On the other hand, we acknowledge the challenge of identifying similar users due to their diverse interactions. To mitigate the adverse effects of users with diverse interactions, we average the representations of the top-N retrieved users to guide the self-distillation process. The hyper-parameter experiments shown in Figure 3 partially validate the reviewer's concern and the effectiveness of our design.

The results indicate that LLM-ESR performs sub-optimally when N is relatively small (e.g., N=2), suggesting that inaccurate similar users can negatively impact performance. However, as N increases from 2 to 10, performance improves continuously, demonstrating that our strategy of using top-N users helps mitigate these adverse effects.

Additionally, we will include a discussion on this topic in the revised paper to clarify our top-N retrieval design and its benefits.

[1]. Harnessing large language models for text-rich sequential recommendation. ACM on Web Conference 2024.

[2]. Tallrec: An effective and efficient tuning framework to align large language model with recommendation. 17th ACM Conference on Recommender Systems.

W3 & Q3

Thank you for your advice on evaluating popular items and experienced users for our LLM-ESR.

In our overall experiments (Table 1 in the paper), we categorize users and items into tail and head groups. Here, "Head User" and "Head Item" refer to popular items and experienced users, respectively. The results show that our LLM-ESR not only improves the performance for long-tail users and items but also enhances the performance of head users and head items compared to all baseline methods.
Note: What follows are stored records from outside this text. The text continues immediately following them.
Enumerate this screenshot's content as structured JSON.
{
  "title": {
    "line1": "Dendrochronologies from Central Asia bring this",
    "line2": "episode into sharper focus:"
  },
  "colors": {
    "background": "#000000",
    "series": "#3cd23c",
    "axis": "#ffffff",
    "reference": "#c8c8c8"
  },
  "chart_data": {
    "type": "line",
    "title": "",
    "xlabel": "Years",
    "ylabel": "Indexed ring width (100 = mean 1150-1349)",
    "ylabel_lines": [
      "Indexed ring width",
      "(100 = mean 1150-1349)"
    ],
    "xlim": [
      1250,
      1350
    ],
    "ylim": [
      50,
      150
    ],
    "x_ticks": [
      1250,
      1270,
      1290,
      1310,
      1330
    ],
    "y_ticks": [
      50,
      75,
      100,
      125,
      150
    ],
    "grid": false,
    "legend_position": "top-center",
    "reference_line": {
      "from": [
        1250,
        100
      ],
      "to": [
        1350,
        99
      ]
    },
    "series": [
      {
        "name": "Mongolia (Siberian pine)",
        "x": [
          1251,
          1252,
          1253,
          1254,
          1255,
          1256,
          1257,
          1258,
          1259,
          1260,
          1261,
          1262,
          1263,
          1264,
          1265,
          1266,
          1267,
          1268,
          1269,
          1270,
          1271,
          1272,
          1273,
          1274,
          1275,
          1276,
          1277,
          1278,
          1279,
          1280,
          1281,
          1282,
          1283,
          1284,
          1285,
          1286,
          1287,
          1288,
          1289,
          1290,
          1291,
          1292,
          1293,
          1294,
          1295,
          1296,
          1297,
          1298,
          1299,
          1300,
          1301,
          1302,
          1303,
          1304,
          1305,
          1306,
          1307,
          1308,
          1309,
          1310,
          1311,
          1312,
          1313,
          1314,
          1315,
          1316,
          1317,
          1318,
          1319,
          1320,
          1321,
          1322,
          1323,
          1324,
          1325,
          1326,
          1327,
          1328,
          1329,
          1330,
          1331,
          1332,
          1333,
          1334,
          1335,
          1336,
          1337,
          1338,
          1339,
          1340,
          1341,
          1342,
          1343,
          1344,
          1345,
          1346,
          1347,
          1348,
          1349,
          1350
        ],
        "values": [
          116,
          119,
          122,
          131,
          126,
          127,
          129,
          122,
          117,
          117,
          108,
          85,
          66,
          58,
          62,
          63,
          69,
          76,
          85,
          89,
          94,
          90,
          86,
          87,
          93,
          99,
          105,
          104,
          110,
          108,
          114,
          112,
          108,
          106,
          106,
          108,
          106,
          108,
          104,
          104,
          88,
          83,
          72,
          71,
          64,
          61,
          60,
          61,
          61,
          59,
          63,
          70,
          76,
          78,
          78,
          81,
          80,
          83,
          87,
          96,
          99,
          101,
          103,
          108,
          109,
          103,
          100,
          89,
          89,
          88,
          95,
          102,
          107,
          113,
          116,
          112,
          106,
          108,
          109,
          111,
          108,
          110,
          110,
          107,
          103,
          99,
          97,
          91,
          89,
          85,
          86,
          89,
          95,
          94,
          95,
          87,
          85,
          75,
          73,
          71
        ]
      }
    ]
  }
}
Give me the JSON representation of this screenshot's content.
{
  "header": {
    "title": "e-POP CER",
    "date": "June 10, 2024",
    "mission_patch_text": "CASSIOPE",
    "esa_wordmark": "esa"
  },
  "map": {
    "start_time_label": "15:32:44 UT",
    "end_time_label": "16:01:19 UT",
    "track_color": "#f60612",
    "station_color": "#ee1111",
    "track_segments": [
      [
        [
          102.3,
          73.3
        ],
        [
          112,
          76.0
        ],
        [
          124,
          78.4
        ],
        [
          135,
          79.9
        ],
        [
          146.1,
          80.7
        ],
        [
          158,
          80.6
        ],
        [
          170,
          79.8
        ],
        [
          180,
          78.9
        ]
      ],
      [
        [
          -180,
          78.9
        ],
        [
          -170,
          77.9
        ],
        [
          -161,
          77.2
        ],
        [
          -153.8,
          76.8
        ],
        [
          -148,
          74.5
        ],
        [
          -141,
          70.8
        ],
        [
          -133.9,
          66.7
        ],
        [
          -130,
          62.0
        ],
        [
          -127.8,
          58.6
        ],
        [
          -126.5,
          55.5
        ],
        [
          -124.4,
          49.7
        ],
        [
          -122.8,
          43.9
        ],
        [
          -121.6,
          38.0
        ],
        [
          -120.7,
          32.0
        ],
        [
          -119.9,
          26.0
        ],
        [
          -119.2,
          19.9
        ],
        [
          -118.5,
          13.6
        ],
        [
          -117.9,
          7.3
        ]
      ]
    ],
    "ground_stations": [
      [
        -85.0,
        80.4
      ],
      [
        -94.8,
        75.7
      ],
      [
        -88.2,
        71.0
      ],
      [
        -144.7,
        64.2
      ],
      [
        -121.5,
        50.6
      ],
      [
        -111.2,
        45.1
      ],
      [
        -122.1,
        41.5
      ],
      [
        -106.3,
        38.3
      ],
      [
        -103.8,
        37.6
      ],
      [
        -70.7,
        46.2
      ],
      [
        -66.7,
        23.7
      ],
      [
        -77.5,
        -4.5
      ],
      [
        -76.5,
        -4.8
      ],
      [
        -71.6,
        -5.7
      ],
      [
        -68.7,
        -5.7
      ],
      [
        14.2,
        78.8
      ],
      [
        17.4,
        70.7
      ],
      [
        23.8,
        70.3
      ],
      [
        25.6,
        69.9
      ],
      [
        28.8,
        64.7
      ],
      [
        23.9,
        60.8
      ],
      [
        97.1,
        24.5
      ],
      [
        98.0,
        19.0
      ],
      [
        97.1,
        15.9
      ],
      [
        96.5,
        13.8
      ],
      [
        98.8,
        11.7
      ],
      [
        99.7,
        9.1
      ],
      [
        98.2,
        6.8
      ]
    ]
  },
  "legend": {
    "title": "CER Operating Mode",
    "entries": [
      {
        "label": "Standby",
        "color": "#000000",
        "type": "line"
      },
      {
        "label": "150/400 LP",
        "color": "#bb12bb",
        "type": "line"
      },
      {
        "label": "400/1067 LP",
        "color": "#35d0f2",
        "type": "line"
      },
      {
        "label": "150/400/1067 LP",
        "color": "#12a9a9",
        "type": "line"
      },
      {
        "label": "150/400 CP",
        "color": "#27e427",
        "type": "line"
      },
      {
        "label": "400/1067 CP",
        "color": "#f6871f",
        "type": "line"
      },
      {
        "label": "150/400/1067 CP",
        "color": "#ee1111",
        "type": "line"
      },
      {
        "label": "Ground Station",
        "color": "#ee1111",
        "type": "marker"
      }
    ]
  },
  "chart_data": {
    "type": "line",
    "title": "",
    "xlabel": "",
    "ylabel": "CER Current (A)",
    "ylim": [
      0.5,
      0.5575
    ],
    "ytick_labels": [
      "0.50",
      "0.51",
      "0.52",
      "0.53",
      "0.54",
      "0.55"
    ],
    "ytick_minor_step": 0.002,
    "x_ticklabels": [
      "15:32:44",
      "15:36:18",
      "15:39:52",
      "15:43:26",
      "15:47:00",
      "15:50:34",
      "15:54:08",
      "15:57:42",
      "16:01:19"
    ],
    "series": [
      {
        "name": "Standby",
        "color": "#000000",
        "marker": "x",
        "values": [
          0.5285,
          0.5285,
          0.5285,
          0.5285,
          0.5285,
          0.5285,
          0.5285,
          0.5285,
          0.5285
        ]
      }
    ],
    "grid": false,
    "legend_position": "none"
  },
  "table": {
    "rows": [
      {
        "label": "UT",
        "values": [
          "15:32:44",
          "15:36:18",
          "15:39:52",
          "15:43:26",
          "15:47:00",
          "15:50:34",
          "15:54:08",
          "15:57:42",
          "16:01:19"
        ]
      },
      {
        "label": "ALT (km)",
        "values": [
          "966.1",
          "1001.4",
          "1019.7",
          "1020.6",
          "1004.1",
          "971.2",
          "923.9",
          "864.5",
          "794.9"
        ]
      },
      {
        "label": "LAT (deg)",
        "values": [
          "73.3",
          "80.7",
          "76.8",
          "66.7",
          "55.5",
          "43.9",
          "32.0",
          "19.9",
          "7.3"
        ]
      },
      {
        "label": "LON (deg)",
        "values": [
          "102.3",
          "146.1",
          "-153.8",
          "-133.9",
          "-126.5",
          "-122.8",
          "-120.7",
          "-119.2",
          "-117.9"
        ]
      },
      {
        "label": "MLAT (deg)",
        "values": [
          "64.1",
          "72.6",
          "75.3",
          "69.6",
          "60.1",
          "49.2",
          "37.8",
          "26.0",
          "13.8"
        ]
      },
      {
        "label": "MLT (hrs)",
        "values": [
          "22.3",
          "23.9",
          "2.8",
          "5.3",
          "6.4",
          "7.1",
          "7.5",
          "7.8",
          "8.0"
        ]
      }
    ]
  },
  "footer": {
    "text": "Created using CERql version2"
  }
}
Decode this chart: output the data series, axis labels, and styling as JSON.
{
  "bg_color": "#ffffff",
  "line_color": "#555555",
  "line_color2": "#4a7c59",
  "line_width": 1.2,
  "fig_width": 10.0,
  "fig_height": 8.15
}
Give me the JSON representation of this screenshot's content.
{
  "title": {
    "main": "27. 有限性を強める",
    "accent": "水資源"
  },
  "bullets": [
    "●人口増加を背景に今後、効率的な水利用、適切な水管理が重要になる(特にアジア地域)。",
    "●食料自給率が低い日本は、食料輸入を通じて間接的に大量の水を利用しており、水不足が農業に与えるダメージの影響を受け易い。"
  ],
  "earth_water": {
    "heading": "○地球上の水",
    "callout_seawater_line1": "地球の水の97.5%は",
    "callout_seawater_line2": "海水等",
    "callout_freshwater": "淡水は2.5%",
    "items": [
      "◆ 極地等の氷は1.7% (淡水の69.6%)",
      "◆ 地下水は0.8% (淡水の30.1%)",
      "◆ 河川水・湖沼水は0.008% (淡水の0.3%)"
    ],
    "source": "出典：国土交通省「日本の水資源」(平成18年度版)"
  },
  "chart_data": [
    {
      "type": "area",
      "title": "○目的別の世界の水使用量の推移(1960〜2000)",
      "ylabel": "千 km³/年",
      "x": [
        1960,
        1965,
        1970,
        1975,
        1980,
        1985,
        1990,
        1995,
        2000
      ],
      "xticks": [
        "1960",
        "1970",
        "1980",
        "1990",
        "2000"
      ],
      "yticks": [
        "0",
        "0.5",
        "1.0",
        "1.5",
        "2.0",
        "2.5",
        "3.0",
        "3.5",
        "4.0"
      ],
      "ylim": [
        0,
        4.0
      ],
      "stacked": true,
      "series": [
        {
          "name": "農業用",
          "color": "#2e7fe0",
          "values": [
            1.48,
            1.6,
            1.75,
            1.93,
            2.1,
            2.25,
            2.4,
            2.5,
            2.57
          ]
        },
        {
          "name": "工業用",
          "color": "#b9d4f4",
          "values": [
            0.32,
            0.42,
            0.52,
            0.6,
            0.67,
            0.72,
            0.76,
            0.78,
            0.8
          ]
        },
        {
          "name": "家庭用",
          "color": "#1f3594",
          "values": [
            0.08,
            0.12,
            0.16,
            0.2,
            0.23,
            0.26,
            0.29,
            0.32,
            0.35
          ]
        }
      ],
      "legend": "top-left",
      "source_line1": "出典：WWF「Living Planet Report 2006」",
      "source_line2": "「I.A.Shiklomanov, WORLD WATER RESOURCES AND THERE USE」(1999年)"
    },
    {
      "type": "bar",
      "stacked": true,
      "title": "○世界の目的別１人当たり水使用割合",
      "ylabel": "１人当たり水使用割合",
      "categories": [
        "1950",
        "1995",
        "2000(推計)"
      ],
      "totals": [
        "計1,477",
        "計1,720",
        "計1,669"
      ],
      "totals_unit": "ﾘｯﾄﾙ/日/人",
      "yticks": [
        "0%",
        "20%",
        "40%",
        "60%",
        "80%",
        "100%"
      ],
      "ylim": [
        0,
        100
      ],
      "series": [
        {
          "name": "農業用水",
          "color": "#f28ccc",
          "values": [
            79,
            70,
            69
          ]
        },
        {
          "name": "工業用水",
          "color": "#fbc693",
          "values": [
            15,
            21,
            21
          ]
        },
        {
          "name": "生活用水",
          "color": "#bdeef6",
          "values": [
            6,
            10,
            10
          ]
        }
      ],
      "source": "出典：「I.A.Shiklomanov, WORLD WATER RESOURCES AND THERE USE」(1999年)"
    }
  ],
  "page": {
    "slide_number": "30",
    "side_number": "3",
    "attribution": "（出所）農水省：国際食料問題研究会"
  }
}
Furthermore, for a more detailed analysis of balanced performance, we tested LLM-ESR across more granular groups in Section 4.5. The results in Figure 4 demonstrate that while LLM-ESR slightly affects the performance of extremely popular items, it benefits all other groups. These findings confirm that LLM-ESR has minimal adverse effects on popular items and experienced users.

Limitation

We really appreciate your suggestion on discussing potential societal impacts. For the long-tail item issue, only recommending popular items easily causes the filter bubble problem for users, which may skew one's perspective and trap them in a small range of content. For the long-tail user issue, the ignorance of some minority groups, such as elders, may be intensified due to their less activity but it leads to more serious unfairness to the society. Thus, handling the long-tail problems in RS is essential to our society. Due to word limitations, we will add more discussions to the revised paper.

2024-08-12

Dear reviewer, we sincerely appreciate your valuable time and insightful suggestions on our paper again. We hope that we address your concerns by our responses. Since the reviewer-author discussion deadline is approaching, please let us know if you have any other questions. We are glad to further respond to your concerns.

2024-08-13

You have resolved some of my concerns, and I am inclined to raise my score. However, there are some issues that need further improvement in the final version.

2024-08-13

We really thank you for your valuable time and suggestions! We promise to address the issues you have referred to in the revised version.

作者回复

2024-08-07

We really appreciate your valuable time and insightful suggestions. The referred figures and tables of results in the rebuttal are included in the supplement PDF (i.e., Rebuttal PDF).

最终决定Accept (spotlight)

2024-09-25

Unanimous and solid reviews. Reviewers praise the experiments, approach, and relevance in real-world settings. Issues raised are mainly clarifications and seem fairly minor.